A QUESTÃO DOS EMBARGOS INFRINGENTES NO JULGAMENTO DE BOLSONARO

A hipótese de o ministro Luiz Fux vier a divergir de pontos da denúncia (e do voto do relator), no caso de condenação de Bolsonaro, abriu o debate sobre a possibilidade da defesa do ex-presidente ter direito ou não de impetrar Embargos Infringentes – e ainda, se tais embargos seriam julgados pela 1.ª Turma ou pelo Plenário da Corte

De modo geral, a Lei Processual diz que tal recurso é cabível quando a decisão não for unânime.

Porém, o Regimento Interno do STF prevê a exigência de QUATRO VOTOS divergentes para o cabimento de Embargos Infringentes, e só em decisões do Plenário. Acontece que essa norma é anterior à criação das Turmas, ou seja, de quando as ações penais eram julgadas somente pelo Plenário.
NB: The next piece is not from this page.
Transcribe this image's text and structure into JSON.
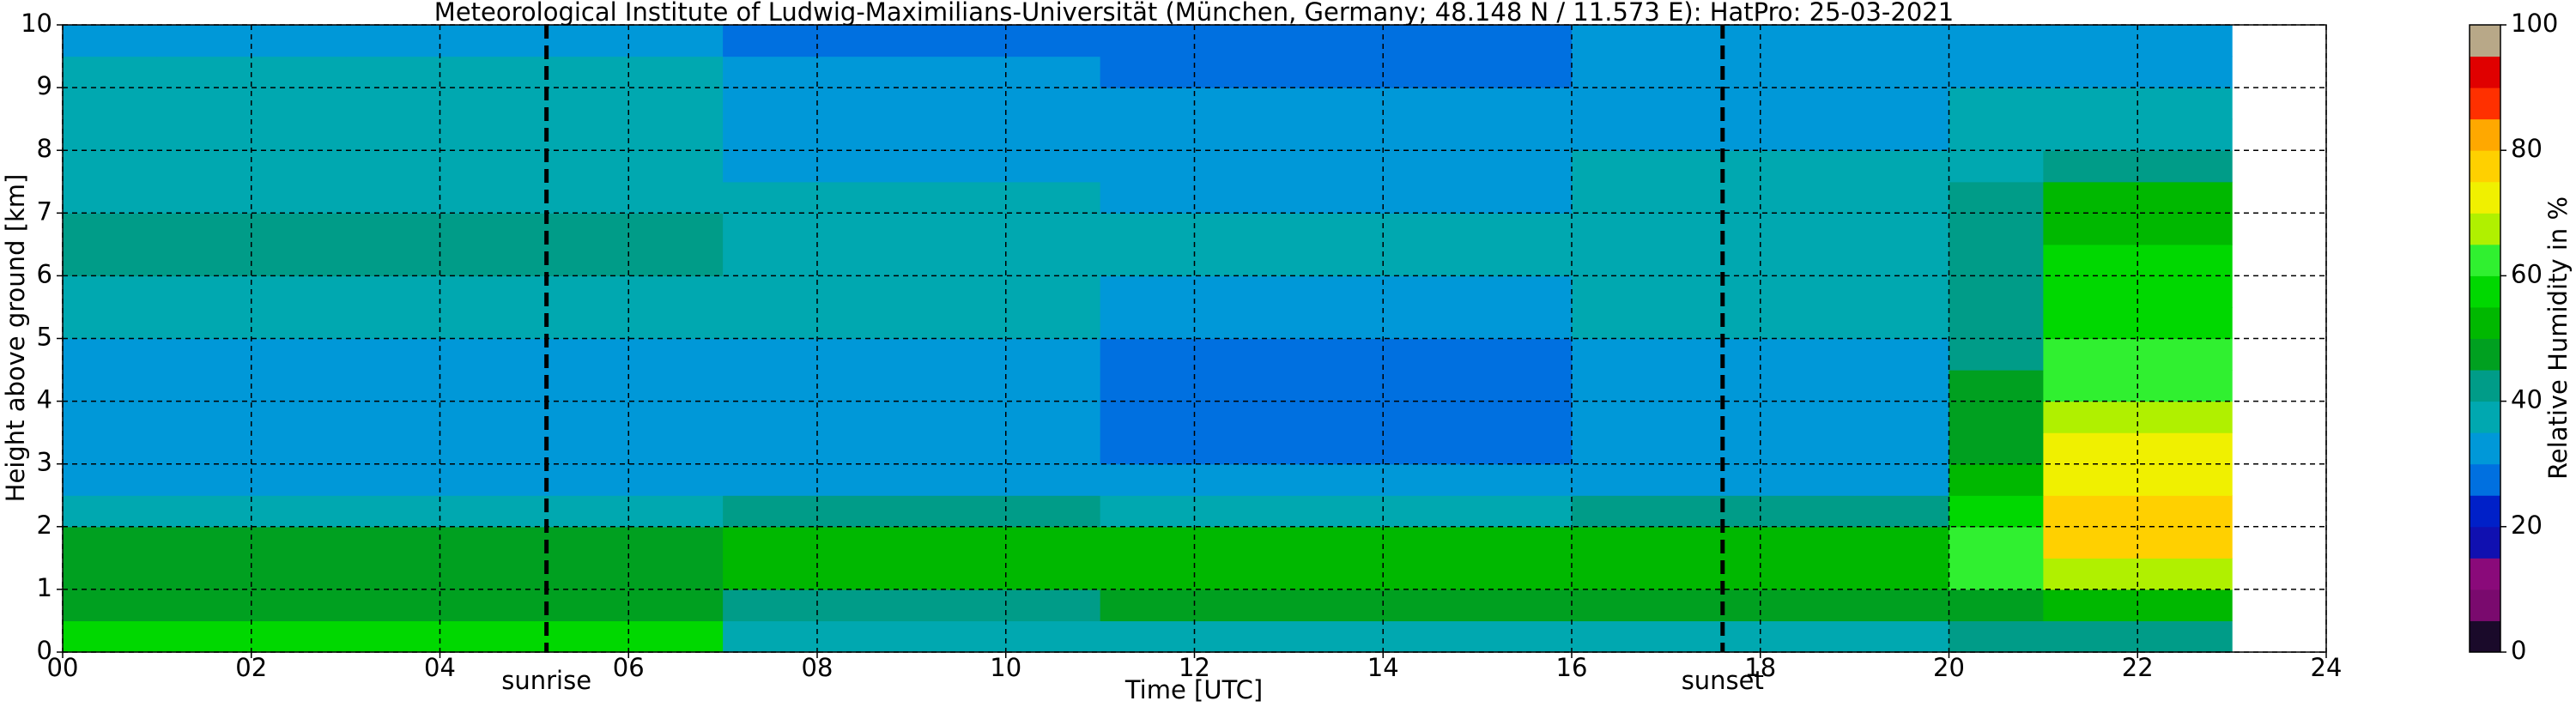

Após a criação das Turmas, a Corte buscou uma solução, levando em conta os precedentes, a analogia e os princípios gerais do Direito: se para a oposição de Embargos Infringentes contra decisão do Plenário são necessários quatro votos divergentes e que cabia ao Plenário julgá-los; em relação às decisões da Turma, haveria de existir dois votos divergentes, e que os embargos seriam julgados pela própria Turma.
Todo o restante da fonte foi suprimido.